Wie man ungestraft Millionen verschwendet...

■ ... will das Berliner Parlament morgen auf einer Sitzung demonstrieren

Berlin (taz) – Überall im Staatsapparat wird gespart und den sozial Schwachen ins Portemonnaie gegriffen. Doch noch immer können Regierungsmitglieder ungestraft Millionen verschwenden. Dies will das Berliner Abgeordnetenhaus demonstrieren, das wahrscheinlich morgen nachmittag zu einer Sondersitzung zusammenkommt.

Die Bündnisgrünen haben gestern gegen Wirtschaftssenator Elmar Pieroth (CDU) einen Mißtrauensantrag gestellt, der nach einem Bericht des Landesrechnungshofes „einen unwirtschaftlichen und Berlin bis zum Jahr 2052 belastenden Vertrag geschlossen“ und „dabei gegen die Verfassung verstoßen“ haben soll. Doch die Bündnisgrünen werden in der morgigen Sitzung mit ihrem Antrag aller Voraussicht nach an den Stimmen von CDU und SPD scheitern.
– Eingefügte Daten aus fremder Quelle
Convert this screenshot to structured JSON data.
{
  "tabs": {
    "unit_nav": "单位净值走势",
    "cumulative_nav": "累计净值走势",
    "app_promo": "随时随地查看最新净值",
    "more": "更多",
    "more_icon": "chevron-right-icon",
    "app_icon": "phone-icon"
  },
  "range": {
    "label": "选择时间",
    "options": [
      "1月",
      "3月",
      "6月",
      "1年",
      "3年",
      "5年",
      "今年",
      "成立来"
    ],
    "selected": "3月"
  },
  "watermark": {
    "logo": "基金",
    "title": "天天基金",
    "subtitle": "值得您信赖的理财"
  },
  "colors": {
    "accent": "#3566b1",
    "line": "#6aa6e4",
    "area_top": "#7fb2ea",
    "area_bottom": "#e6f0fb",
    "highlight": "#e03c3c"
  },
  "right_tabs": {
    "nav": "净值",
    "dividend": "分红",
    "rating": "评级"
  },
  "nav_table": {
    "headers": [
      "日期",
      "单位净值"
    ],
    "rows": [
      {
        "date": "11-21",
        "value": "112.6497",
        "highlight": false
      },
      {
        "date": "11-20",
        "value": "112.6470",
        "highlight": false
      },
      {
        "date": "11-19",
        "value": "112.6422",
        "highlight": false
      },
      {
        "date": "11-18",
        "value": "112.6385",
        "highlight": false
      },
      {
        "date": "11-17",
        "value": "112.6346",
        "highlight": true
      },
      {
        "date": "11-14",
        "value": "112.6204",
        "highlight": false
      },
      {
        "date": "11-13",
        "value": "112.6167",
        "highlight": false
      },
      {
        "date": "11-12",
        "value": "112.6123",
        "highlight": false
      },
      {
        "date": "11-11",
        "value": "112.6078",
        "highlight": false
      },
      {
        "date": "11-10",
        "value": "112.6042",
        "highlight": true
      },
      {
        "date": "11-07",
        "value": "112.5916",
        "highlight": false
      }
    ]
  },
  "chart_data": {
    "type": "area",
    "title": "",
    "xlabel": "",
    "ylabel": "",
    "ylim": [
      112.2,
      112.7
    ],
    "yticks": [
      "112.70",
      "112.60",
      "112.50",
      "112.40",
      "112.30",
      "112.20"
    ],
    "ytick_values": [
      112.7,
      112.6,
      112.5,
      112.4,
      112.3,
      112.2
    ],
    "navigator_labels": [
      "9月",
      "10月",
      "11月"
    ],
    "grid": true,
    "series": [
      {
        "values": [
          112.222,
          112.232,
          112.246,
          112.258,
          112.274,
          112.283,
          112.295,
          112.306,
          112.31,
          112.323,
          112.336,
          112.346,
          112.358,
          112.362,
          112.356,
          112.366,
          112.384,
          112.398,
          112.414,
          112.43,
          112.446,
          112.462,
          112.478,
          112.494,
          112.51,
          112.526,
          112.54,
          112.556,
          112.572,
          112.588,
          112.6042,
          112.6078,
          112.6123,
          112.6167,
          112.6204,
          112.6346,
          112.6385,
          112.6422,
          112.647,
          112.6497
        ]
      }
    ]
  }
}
Pieroth war in der letzten Legislaturperiode Finanzsenator. Um die Milliardendefizite im Landeshaushalt zu verschleiern, hatte er im September letzten Jahres Forderungen aus den Wohnungsbaudarlehen an die Investionsbank Berlin abgetreten. Diese Darlehen hatte das Land Berlin zu 60 Prozent und der Bund zu 40 Prozent in den Jahren 1952 bis 1968 für den Bau von Wohnungen vergeben. Bis zum Jahr 2052 wäre das Geld in den Landes- und Bundeshaushalt zurückgeflossen – insgesamt noch etwa 1,2 Milliarden Mark.

Die „Schuldscheine“ in Höhe der 1,2 Milliarden Mark verkaufte Pieroth an die Investitionsbank, ließ sich aber dafür nur 961 Millionen Mark auszahlen. Viel zu wenig, wie nicht nur der Präsident des Landesrechnungshofs, sondern auch die Bank bemerkte. Diese zahlte später nämlich freiwillig 65 Millionen Mark nach.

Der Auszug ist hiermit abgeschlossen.